The basic unit of natural gas consumption that measures the quantity of gas energy flowing through the pipes. One (1) therm is equal to 100,000 BTU's (British Thermal Units); ten (10) therms equal one (1) MMBtu or one million BTU.
A portion of electric delivery charges for the bulk movement of power. Midwest Energy includes costs of its lines and substations that operate at 34,000 volts and above in this category.
Transport or Transportation Only Service
Natural gas service where the customer arranges for natural gas to be delivered to the Midwest Energy system by a gas marketer on the customer's behalf. Midwest Energy then delivers the gas to the customer without ever taking ownership of the gas. Transportation service is not available for Midwest Energy's residential customers at this time.

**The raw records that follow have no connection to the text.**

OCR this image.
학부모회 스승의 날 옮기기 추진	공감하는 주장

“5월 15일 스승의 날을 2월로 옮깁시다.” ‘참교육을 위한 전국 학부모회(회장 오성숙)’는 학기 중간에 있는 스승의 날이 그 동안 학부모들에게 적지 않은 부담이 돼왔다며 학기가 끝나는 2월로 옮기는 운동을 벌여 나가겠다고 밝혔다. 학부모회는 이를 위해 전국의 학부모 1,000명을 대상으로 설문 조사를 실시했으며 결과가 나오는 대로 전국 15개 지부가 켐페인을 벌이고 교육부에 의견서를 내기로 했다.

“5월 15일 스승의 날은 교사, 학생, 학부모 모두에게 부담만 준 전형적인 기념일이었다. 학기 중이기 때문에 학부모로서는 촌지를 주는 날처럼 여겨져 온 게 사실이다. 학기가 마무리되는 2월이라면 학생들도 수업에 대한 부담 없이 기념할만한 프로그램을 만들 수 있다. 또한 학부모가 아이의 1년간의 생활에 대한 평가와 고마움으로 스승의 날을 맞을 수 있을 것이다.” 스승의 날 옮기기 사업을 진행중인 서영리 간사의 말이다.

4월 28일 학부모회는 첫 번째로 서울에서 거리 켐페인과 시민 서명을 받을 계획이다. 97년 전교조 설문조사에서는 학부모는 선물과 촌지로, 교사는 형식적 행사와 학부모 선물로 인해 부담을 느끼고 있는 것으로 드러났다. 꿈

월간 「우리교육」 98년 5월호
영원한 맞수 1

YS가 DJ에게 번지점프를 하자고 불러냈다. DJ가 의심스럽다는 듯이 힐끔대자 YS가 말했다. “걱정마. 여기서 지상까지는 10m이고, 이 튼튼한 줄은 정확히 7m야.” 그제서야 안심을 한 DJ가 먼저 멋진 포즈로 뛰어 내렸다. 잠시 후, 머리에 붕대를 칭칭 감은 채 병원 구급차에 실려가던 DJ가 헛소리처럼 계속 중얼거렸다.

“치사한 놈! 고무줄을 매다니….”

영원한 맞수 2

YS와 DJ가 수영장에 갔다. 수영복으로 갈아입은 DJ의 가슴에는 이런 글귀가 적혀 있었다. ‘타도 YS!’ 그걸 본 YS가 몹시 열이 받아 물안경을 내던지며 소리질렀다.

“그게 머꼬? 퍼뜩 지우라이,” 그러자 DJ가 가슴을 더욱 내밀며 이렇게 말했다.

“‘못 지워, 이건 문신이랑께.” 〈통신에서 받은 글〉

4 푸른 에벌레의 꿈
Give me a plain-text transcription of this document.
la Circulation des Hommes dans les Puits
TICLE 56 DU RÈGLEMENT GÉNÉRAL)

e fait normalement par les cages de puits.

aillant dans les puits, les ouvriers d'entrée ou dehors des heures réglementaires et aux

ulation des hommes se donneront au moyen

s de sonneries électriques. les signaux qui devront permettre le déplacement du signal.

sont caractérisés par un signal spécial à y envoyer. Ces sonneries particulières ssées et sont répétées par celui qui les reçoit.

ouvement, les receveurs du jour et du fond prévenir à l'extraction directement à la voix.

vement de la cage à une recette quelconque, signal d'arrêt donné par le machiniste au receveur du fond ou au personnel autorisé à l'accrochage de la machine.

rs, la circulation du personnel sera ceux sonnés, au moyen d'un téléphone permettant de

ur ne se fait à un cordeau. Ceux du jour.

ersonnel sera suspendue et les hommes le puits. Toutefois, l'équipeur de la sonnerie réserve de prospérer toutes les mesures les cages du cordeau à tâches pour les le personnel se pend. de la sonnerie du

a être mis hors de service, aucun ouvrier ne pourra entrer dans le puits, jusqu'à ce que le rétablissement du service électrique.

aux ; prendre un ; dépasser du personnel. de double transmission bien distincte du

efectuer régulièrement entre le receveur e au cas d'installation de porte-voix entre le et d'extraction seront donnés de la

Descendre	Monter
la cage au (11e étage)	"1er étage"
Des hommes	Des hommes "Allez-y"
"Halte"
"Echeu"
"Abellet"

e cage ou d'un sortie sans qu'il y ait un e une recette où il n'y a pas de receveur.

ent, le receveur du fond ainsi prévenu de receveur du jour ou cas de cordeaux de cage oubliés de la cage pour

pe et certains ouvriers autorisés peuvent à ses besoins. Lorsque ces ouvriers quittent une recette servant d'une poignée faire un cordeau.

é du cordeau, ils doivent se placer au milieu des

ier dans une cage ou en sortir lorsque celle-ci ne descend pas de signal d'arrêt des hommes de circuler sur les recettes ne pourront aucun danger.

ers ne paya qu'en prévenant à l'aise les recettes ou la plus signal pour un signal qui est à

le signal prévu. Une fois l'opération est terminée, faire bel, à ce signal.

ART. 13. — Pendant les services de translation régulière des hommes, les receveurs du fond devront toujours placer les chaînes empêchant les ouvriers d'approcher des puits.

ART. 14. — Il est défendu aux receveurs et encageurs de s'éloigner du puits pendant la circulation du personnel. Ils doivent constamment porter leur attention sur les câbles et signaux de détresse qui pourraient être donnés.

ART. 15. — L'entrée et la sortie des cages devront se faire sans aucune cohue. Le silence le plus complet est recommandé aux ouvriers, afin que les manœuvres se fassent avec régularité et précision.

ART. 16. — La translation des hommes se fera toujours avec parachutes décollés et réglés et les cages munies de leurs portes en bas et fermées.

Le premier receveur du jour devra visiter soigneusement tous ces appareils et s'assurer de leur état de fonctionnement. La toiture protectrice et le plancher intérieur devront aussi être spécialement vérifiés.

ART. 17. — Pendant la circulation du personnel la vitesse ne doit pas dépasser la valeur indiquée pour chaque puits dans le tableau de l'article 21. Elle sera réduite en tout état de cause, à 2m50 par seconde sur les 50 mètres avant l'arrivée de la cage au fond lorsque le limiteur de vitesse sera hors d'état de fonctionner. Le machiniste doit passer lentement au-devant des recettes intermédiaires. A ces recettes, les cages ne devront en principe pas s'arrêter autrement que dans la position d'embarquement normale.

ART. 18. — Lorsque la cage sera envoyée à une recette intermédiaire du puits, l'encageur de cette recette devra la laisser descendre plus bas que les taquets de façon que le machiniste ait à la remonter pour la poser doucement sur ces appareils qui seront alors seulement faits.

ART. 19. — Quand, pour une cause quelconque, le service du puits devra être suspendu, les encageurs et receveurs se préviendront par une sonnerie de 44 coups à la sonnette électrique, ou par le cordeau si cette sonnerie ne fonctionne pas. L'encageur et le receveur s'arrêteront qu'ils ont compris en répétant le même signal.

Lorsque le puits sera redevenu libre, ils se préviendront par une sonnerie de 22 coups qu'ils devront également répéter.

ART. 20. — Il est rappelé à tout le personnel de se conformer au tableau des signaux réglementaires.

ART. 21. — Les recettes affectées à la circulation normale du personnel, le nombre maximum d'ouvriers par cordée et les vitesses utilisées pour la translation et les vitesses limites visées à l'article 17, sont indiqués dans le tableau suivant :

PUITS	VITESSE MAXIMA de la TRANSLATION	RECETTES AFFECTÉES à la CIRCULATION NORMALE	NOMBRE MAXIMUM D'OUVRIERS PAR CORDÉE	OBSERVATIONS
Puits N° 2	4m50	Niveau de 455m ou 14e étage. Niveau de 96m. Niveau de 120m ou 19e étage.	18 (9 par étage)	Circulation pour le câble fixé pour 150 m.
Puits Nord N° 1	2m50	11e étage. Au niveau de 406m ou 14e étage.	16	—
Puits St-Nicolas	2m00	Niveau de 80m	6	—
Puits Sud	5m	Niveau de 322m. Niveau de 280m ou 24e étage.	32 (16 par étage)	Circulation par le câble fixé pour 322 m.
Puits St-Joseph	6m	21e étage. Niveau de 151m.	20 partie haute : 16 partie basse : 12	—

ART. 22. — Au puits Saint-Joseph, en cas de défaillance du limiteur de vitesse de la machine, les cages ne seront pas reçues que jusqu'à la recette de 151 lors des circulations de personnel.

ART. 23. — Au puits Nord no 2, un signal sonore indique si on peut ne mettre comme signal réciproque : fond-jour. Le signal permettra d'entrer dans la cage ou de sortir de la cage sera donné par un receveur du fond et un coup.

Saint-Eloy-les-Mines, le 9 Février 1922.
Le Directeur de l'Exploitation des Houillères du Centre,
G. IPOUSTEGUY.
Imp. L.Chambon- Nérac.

The process of separating the total cost of electric or natural gas service into its functional parts. In the electric industry, this means separating the cost of electricity into (1) Production (generation), (2) Transmission (bulk movement of power), and (3) Distribution (local delivery, metering and billing services). Transmission and Distribution together are often referred to as "delivery". In the gas industry, unbundling the gas service separates costs for the gas (1) production (the natural gas commodity), (2) Transmission (bulk movement of gas from one region to another via interstate pipelines), and Distribution (the local delivery, metering and billing). For billing purposes, Midwest Energy combines production costs and upstream interstate pipeline costs into the Purchased Gas Adjustment.
Usage Factor
For gas meters, this is the result of using values for service pressure at the meter outlet, local atmospheric pressure, and BTU content of the fuel, to convert the meter reading from a volumetric measurement to therms. Billing for thermal content instead of volumes is important because there are periodic changes in the heat content of gas arriving from upstream interstate pipelines. Call your local Midwest Energy office for a flyer that explains the usage factor equation in detail.
The rate of electric energy transfer equal to a current of one amp flowing at one volt. This is an instantaneous measure, similar to vehicle speed measured in miles per hour or water flow measured in gallons per minute. Watts are exactly equal to volts times amps if the current and voltage are perfectly in phase. (See definitions of kilovolt-ampere and power factor.)